Düsseldorf/Köln - Große Teile des europaweit agierenden Kabelnetzbetreibers Liberty Global sollen an Vodafone übergehen, darunter auch die deutsche Tochter Unitymedia. Noch ist der Deal aber nicht perfekt:

Was beinhaltet die Einigung?

Sollten die Kartellbehörden zustimmen, bekommt Vodafone neben dem Deutschlandgeschäft auch die Liberty-Aktivitäten in Rumänien, Tschechien und Ungarn. Die beiden Konzerne einigten sich auf einen Kaufpreis von 18,4 Milliarden Euro.

Warum das Ganze?

Vodafone-Konzernchef Vittorio Colao hatte angekündigt, den Platzhirsch in Deutschland mit der Übernahme unter Druck setzen zu wollen. Schon jetzt ist Vodafone seit der Übernahme von Kabel Deutschland im Jahr 2014 in 13 Bundesländern mit einem eigenen Fernsehkabelnetz vertreten. Nun erhalten die Briten auch die Kontrolle über die Fernsehkabel in den verbliebenen Ländern Nordrhein-Westfalen, Hessen und Baden-Württemberg, die bislang zu Unitymedia gehörten. Über ein nennenswertes Fernsehkabelnetz verfügt daneben nur noch der Kabelbetreiber Pyur mit rund 3,6 Millionen angeschlossenen Haushalten. Vodafone will bis 2022 rund 25 Millionen Haushalte mit Gigabit-Breitbandanschlüssen versorgen.

Was bedeutet die Übernahme für die Kunden?

Weil dem Deal noch die Kartellbehörden zustimmen müssen, halten sich die Änderungen für die Kunden erst einmal in Grenzen. Die Unternehmen rechnen für Mitte 2019 mit einem Abschluss. Der ehemalige Präsident der Bundesnetzagentur und heutige Aufsichtsratsvorsitzende beim europäischen Kabelfernsehverband, Matthias Kurth, kann sich dann neue attraktive Angebote von Vodafone vorstellen, die dann bundesweit Fernsehen, Internet und Mobilfunk aus einer Hand anbieten könnten.

Was bedeutet die Übernahme für Wettbewerber?

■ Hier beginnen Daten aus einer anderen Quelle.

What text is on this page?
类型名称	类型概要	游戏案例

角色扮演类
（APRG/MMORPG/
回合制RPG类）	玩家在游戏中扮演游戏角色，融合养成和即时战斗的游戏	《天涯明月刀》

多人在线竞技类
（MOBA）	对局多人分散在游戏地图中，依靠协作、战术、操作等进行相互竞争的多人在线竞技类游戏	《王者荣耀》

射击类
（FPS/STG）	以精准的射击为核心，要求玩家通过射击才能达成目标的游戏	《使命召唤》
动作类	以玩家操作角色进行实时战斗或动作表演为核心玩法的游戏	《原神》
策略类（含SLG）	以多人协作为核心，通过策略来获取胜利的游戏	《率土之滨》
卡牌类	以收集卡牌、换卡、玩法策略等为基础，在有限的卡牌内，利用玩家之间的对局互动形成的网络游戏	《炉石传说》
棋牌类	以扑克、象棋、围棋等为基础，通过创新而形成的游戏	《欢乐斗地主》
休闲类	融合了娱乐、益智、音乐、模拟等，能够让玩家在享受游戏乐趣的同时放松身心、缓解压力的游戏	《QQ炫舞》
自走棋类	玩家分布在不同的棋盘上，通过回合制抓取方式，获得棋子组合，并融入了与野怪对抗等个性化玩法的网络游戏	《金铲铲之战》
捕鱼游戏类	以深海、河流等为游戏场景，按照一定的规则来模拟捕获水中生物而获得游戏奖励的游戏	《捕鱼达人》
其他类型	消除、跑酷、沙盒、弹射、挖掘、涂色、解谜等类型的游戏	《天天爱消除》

Die Konkurrenz versetzt die Übernahme in helle Aufregung, allen voran die Telekom. Deren Vorstandschef Tim Höttges bezeichnete die geplante Übernahme als „wettbewerbsverzerrend“. Auf die Telekom würden mit der Übernahme auch Herausforderungen im Geschäft mit Breitbandanschlüssen zukommen. Über die hinzugekauften Fernsehkabel von Unitymedia wäre Vodafone bundesweit in der Lage, weit schnellere Übertragungsgeschwindigkeiten beim Internet anzubieten als der Platzhirsch. Befürworter der Fusion wie Matthias Kurth, argumentieren, dass der Kauf den Wettbewerb eher anheizt. „Starker Wettbewerb gegen die Telekom ist für uns als Verbraucherschützer wünschenswert“, sagte auch der Chef des Verbraucherzentrale Bundesverbands, Klaus Müller, der „Rheinischen Post“. Wichtig sei aber auch, dass genau geprüft werde, ob Vodafone künftig verpflichtet werden könne, seine Infrastruktur für andere Anbieter zu öffnen.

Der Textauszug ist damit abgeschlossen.